Overview:

Since President Museveni first announced in 2006 that commercial production could begin by 2009, Uganda has repeatedly revised its timelines. Targets of 2010, 2013, 2018, 2020, 2025 and now 2026 have all come and gone without a single drop of commercial oil flowing from the Albertine Graben.

KAMPALA: When then Finance minister Maria Kiwanuka jokingly told her Energy counterpart Irene Muloni in 2013 that Uganda’s oil belonged to Energy only as long as it remained underground, few imagined that more than a decade later the country would still be waiting for its first barrel of commercial oil.

“Hon. Irene, the oil is yours for as long as it remains under the ground. Immediately you get it out, it will be mine,” Kiwanuka remarked during a high-level dialogue on Uganda’s petroleum future.

The comment captured the optimism of the time. Uganda had already discovered commercially viable oil reserves, infrastructure plans were taking shape and government officials were projecting that production was only a few years away.

Yet 13 years later, first oil remains a promise deferred.

The story of Uganda’s petroleum sector is increasingly becoming one of shifting timelines, changing ministers and evolving expectations rather than actual production.

Since President Museveni first announced in 2006 that commercial production could begin by 2009, Uganda has repeatedly revised its timelines. Targets of 2010, 2013, 2018, 2020, 2025 and now 2026 have all come and gone without a single drop of commercial oil flowing from the Albertine Graben.

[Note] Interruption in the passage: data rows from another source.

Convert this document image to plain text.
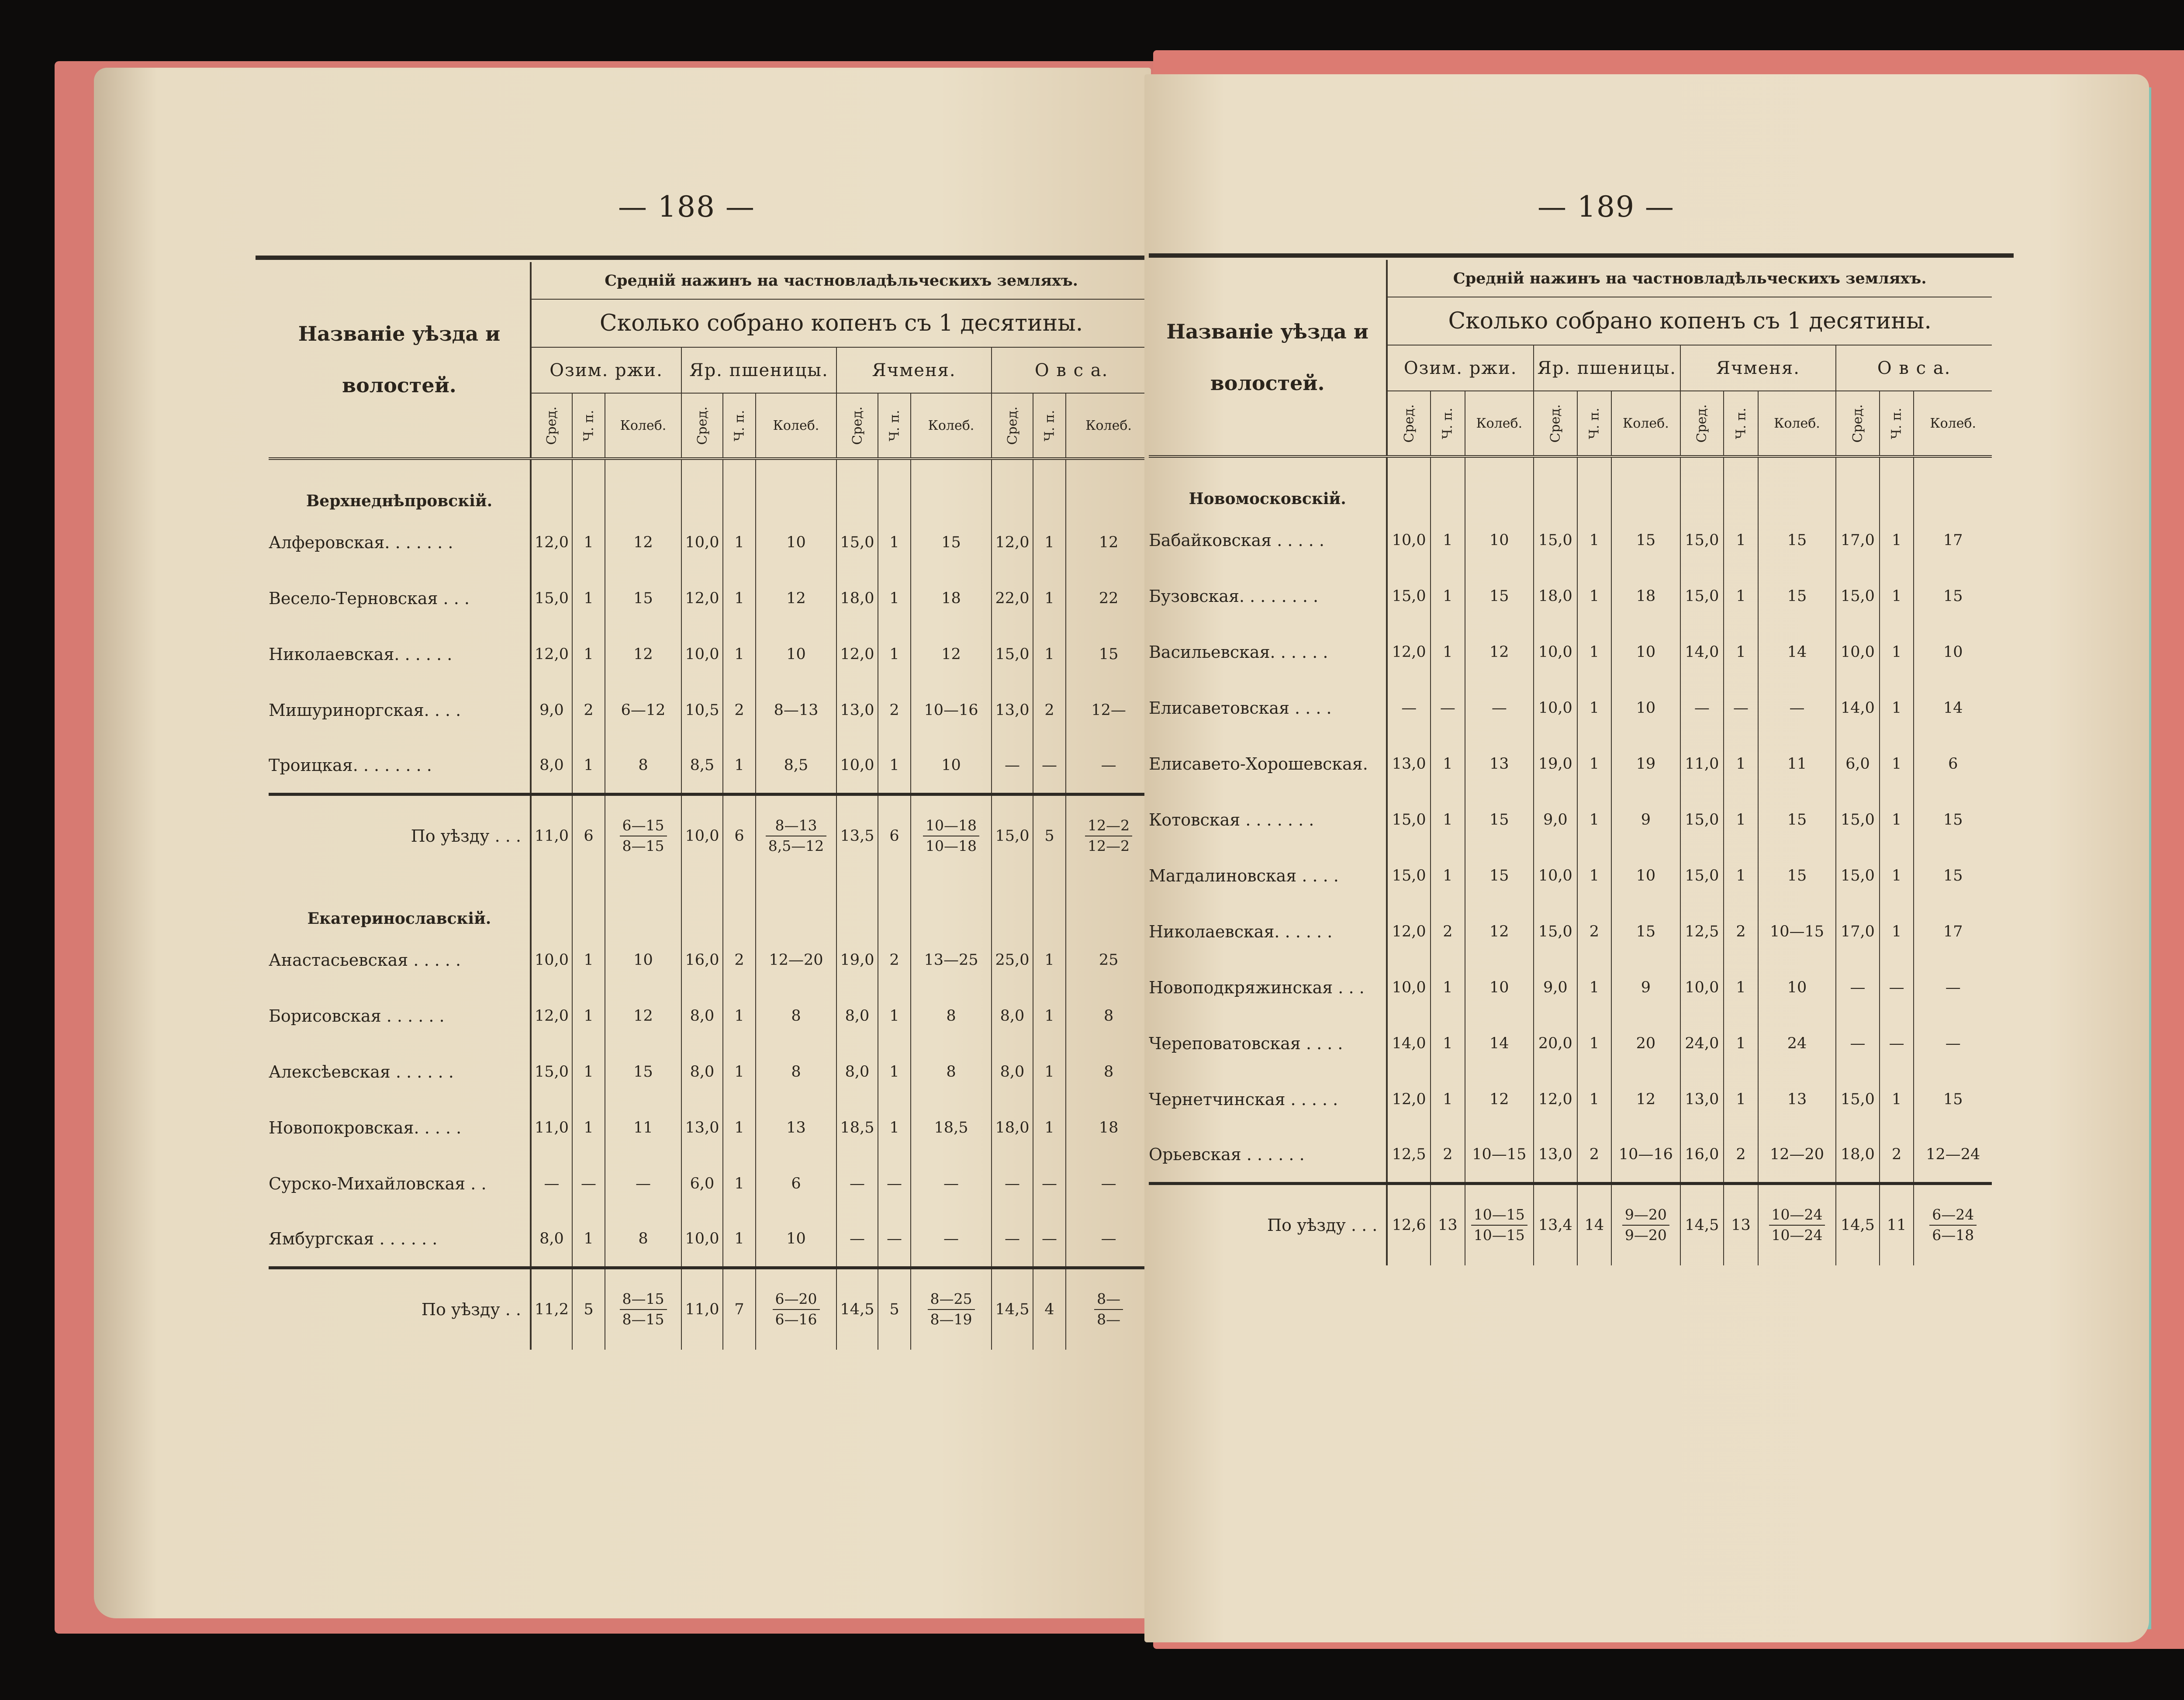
— 188 —
Названіе уѣзда и
волостей.	Среднiй нажинъ на частновладѣльческихъ земляхъ.											
	Сколько собрано копенъ съ 1 десятины.											
	Озим. ржи.			Яр. пшеницы.			Ячменя.			О в с а.		
	Сред.	Ч. п.	Колеб.	Сред.	Ч. п.	Колеб.	Сред.	Ч. п.	Колеб.	Сред.	Ч. п.	Колеб.
Верхнеднѣпровскій.												
Алферовская. . . . . . .	12,0	1	12	10,0	1	10	15,0	1	15	12,0	1	12
Весело-Терновская . . .	15,0	1	15	12,0	1	12	18,0	1	18	22,0	1	22
Николаевская. . . . . .	12,0	1	12	10,0	1	10	12,0	1	12	15,0	1	15
Мишуриноргская. . . .	9,0	2	6—12	10,5	2	8—13	13,0	2	10—16	13,0	2	12—
Троицкая. . . . . . . .	8,0	1	8	8,5	1	8,5	10,0	1	10	—	—	—
По уѣзду . . .	11,0	6	$\frac{6—15}{8—15}$	10,0	6	$\frac{8—13}{8,5—12}$	13,5	6	$\frac{10—18}{10—18}$	15,0	5	$\frac{12—2}{12—2}$

Екатеринославскій.												
Анастасьевская . . . . .	10,0	1	10	16,0	2	12—20	19,0	2	13—25	25,0	1	25
Борисовская . . . . . .	12,0	1	12	8,0	1	8	8,0	1	8	8,0	1	8
Алексѣевская . . . . . .	15,0	1	15	8,0	1	8	8,0	1	8	8,0	1	8
Новопокровская. . . . .	11,0	1	11	13,0	1	13	18,5	1	18,5	18,0	1	18
Сурско-Михайловская . .	—	—	—	6,0	1	6	—	—	—	—	—	—
Ямбургская . . . . . .	8,0	1	8	10,0	1	10	—	—	—	—	—	—
По уѣзду . .	11,2	5	$\frac{8—15}{8—15}$	11,0	7	$\frac{6—20}{6—16}$	14,5	5	$\frac{8—25}{8—19}$	14,5	4	$\frac{8—}{8—}$
— 189 —
Названіе уѣзда и
волостей.	Среднiй нажинъ на частновладѣльческихъ земляхъ.											
	Сколько собрано копенъ съ 1 десятины.											
	Озим. ржи.			Яр. пшеницы.			Ячменя.			О в с а.		
	Сред.	Ч. п.	Колеб.	Сред.	Ч. п.	Колеб.	Сред.	Ч. п.	Колеб.	Сред.	Ч. п.	Колеб.
Новомосковскій.												
Бабайковская . . . . .	10,0	1	10	15,0	1	15	15,0	1	15	17,0	1	17
Бузовская. . . . . . . .	15,0	1	15	18,0	1	18	15,0	1	15	15,0	1	15
Васильевская. . . . . .	12,0	1	12	10,0	1	10	14,0	1	14	10,0	1	10
Елисаветовская . . . .	—	—	—	10,0	1	10	—	—	—	14,0	1	14
Елисавето-Хорошевская.	13,0	1	13	19,0	1	19	11,0	1	11	6,0	1	6
Котовская . . . . . . .	15,0	1	15	9,0	1	9	15,0	1	15	15,0	1	15
Магдалиновская . . . .	15,0	1	15	10,0	1	10	15,0	1	15	15,0	1	15
Николаевская. . . . . .	12,0	2	12	15,0	2	15	12,5	2	10—15	17,0	1	17
Новоподкряжинская . . .	10,0	1	10	9,0	1	9	10,0	1	10	—	—	—
Череповатовская . . . .	14,0	1	14	20,0	1	20	24,0	1	24	—	—	—
Чернетчинская . . . . .	12,0	1	12	12,0	1	12	13,0	1	13	15,0	1	15
Орьевская . . . . . .	12,5	2	10—15	13,0	2	10—16	16,0	2	12—20	18,0	2	12—24
По уѣзду . . .	12,6	13	$\frac{10—15}{10—15}$	13,4	14	$\frac{9—20}{9—20}$	14,5	13	$\frac{10—24}{10—24}$	14,5	11	$\frac{6—24}{6—18}$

In the process, five Energy ministers and four Finance ministers have entered and exited office without witnessing the milestone they once promised.

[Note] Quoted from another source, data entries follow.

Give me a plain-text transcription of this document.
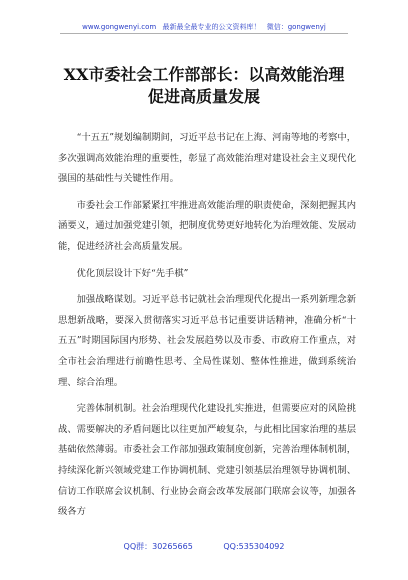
www.gongwenyi.com 最新最全最专业的公文资料库！ 微信：gongwenyj
XX市委社会工作部部长：以高效能治理
促进高质量发展

“十五五”规划编制期间，习近平总书记在上海、河南等地的考察中，多次强调高效能治理的重要性，彰显了高效能治理对建设社会主义现代化强国的基础性与关键性作用。

市委社会工作部紧紧扛牢推进高效能治理的职责使命，深刻把握其内涵要义，通过加强党建引领，把制度优势更好地转化为治理效能、发展动能，促进经济社会高质量发展。

优化顶层设计下好“先手棋”

加强战略谋划。习近平总书记就社会治理现代化提出一系列新理念新思想新战略，要深入贯彻落实习近平总书记重要讲话精神，准确分析“十五五”时期国际国内形势、社会发展趋势以及市委、市政府工作重点，对全市社会治理进行前瞻性思考、全局性谋划、整体性推进，做到系统治理、综合治理。

完善体制机制。社会治理现代化建设扎实推进，但需要应对的风险挑战、需要解决的矛盾问题比以往更加严峻复杂，与此相比国家治理的基层基础依然薄弱。市委社会工作部加强政策制度创新，完善治理体制机制，持续深化新兴领域党建工作协调机制、党建引领基层治理领导协调机制、信访工作联席会议机制、行业协会商会改革发展部门联席会议等，加强各级各方

QQ群：30265665	QQ:535304092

The early years were dominated by exploration and resource estimation. Under then Energy minister Syda Bbumba, government announced discoveries estimated at 3.5 billion barrels, raising expectations that Uganda was on the verge of joining Africa’s oil-producing nations.

Her successor, Daudi Migereko, projected first oil by 2010 and anticipated rapid development of production infrastructure. Those projections never materialised as negotiations over taxation, production agreements and field development plans took longer than anticipated.

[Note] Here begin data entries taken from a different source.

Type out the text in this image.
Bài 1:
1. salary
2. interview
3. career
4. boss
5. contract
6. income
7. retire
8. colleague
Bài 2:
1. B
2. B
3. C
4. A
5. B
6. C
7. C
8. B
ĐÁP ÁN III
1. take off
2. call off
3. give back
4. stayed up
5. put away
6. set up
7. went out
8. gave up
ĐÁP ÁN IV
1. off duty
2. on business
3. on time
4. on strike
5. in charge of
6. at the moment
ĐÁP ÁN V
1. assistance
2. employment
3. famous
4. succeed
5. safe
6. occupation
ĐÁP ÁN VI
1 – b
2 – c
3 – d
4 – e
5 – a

The sector later entered a turbulent phase under Hilary Onek, whose tenure was marked by disputes over capital gains tax, disagreements involving international oil companies and heightened scrutiny from Parliament over transparency and governance.

The controversies slowed progress but also forced government to strengthen the legal and regulatory framework governing the sector.

By the time Irene Muloni assumed the Energy docket, attention had shifted from exploration to preparing for production. Together with Finance minister Maria Kiwanuka and later Matia Kasaija, government pushed through reforms that created key institutions, including the Uganda National Oil Company (UNOC), and established rules for managing future petroleum revenues.

Parliament also demanded stronger oversight amid concerns that Uganda could fall victim to the so-called “resource curse” that has affected several oil-producing countries.

While these reforms delayed production, supporters argue they laid the groundwork for greater accountability once oil revenues begin flowing.

The biggest breakthrough came in 2022 when Uganda, Tanzania and international oil companies reached the Final Investment Decision (FID) for the Tilenga, Kingfisher and East African Crude Oil Pipeline (EACOP) projects.

The agreement unlocked an estimated $15 billion (about Shs55 trillion) in investment and was hailed as the clearest signal yet that first oil was finally within reach.

Government subsequently increased spending on oil-related infrastructure, including roads, Kabalega International Airport, industrial parks and the capitalisation of UNOC.

However, fresh challenges emerged.

Environmental and human rights concerns surrounding EACOP attracted sustained opposition from local and international activists, contributing to financing delays and renewed uncertainty over timelines.

Meanwhile, government continued to invest heavily in anticipation of future revenues. In the 2024/25 financial year alone, nearly Shs920 billion was allocated to the oil and gas sector.

Ironically, both Matia Kasaija and Ruth Nankabirwa—the ministers most closely associated with preparations for first oil—left Cabinet months before the latest projected production date.

Their successors, Henry Musasizi at Finance and Monica Musenero at Energy, now inherit a project that has survived political transitions, legal disputes, tax battles and multiple deadline revisions.

If current timelines hold, they could finally oversee the long-awaited transition from oil potential to oil production.

For Uganda, however, the bigger lesson may be that building an oil industry involves far more than drilling wells. It requires institutions, infrastructure, financing, regulation and public trust.

Nearly two decades after the first production target was announced, the country’s oil story remains unfinished. Whether 2026 finally delivers first oil or produces another missed deadline will determine whether Uganda’s petroleum sector becomes an economic game changer or remains one of the region’s longest-running development promises.